As a kid in the 1990s, I swore that I'd spend my whole life there, following the lead of my parents and family's friends in leveraging education and public policy to be part of the solution to the state's problems.

Then I started questioning my belief in God...and I was knocked flat. And I started questioning my straightness...and I was knocked flat. And I watched on as the people who surrounded me in my community, who were friendly and neighbourly so long as you agreed with them, started treating right-wing reactionaries like Cecil Underwood, Shelley Moore Capito, Joe Manchin, George W. Bush, Don Caruth, and John McCain as if they were the second coming of Christ. And started boasting about the guns they owned. And how obsessed they were with the (locally-nonexistent) immigrants they wanted to deport from the country.

And if I so much as spoke back, I felt as if I had a target on my back.

And I left the state, with some regrets, in 2008. Before it was afflicted by fifteen more years of radicalization and brain drain, with no end in sight. Before Trump.
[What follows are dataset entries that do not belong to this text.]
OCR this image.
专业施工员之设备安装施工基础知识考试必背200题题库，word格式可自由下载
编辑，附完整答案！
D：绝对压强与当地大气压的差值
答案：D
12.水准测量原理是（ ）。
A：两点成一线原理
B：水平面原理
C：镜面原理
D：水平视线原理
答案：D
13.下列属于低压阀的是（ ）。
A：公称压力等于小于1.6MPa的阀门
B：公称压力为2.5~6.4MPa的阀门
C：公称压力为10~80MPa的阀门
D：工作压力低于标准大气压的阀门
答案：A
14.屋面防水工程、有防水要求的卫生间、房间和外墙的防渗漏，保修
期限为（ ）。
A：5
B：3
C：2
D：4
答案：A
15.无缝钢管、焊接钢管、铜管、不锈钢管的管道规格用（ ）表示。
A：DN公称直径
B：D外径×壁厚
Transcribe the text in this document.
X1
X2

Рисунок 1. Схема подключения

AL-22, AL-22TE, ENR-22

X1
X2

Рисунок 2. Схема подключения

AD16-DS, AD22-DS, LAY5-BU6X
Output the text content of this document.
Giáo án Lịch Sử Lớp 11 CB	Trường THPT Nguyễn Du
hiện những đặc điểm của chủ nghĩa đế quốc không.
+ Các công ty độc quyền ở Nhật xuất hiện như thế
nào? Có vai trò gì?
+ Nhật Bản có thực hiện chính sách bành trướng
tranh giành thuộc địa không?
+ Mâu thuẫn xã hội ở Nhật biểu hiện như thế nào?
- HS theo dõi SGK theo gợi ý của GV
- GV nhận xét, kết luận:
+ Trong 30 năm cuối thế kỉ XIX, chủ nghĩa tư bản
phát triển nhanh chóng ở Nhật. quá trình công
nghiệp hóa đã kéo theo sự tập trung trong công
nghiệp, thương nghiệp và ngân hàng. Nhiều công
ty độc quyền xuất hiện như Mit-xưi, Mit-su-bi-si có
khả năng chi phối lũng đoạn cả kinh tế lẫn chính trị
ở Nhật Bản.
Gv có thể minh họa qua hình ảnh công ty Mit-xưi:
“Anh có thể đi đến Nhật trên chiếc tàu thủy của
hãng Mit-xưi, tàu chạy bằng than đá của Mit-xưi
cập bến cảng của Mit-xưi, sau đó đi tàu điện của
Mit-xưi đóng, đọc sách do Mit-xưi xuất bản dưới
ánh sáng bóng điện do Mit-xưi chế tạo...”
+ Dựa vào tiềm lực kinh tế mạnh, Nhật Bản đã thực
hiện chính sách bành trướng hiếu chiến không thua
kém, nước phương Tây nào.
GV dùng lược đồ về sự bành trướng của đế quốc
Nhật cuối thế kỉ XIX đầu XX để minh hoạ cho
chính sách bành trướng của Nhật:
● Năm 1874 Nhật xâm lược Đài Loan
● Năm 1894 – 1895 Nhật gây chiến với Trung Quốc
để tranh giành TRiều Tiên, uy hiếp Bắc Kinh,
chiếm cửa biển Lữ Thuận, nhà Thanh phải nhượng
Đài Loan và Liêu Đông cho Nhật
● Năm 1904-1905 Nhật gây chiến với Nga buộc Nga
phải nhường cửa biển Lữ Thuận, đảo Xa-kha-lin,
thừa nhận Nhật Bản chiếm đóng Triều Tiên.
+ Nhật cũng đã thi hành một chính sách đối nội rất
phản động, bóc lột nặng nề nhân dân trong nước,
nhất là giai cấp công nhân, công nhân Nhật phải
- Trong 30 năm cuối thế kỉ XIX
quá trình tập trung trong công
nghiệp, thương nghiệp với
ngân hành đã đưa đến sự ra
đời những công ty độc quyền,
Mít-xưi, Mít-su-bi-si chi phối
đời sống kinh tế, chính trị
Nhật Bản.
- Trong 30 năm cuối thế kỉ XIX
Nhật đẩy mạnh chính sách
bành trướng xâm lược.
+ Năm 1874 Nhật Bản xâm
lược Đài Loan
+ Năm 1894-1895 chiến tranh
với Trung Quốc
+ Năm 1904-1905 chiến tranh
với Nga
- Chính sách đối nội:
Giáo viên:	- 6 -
Before the 2023 West Virginia legislative session turned the state into a fundamentalist Christian theocracy.

Now, I question whether it's even safe to visit.

And I don't know what the solution is. It's a vicious cycle: People flee the state because of existential threats from theocratic bigots...which results in the theocratic bigots assuming more political power among the shrinking populace...which results in even MORE people fleeing the state. How do you break out of this? Getting guns out of the hands of angry people, cutting off access to Fox News and hate radio, and squelching the fear and paranoia that they influence would be a great step...but it would require political leadership that doesn't exist federally, much less in WV.

Meanwhile, the state of Minnesota is working to pass a Reproductive Defense Act and Trans Refuge Bill. "I wish that other legislatures across this country shared our values. They don't. But guess what? If you need gender affirming care—and that is life-saving care, it's medically necessary care. If you need it, you can come to Minnesota. If you're scared, or you're looking for a new place to build your family, we want you here in Minnesota. We want you to take refuge here." —Clare Oumou Verbeten, DFL-St. Paul.

I have no doubt that a fair number of the pregnant and transgender people taking refuge in the Gopher State are going to be from West Virginia.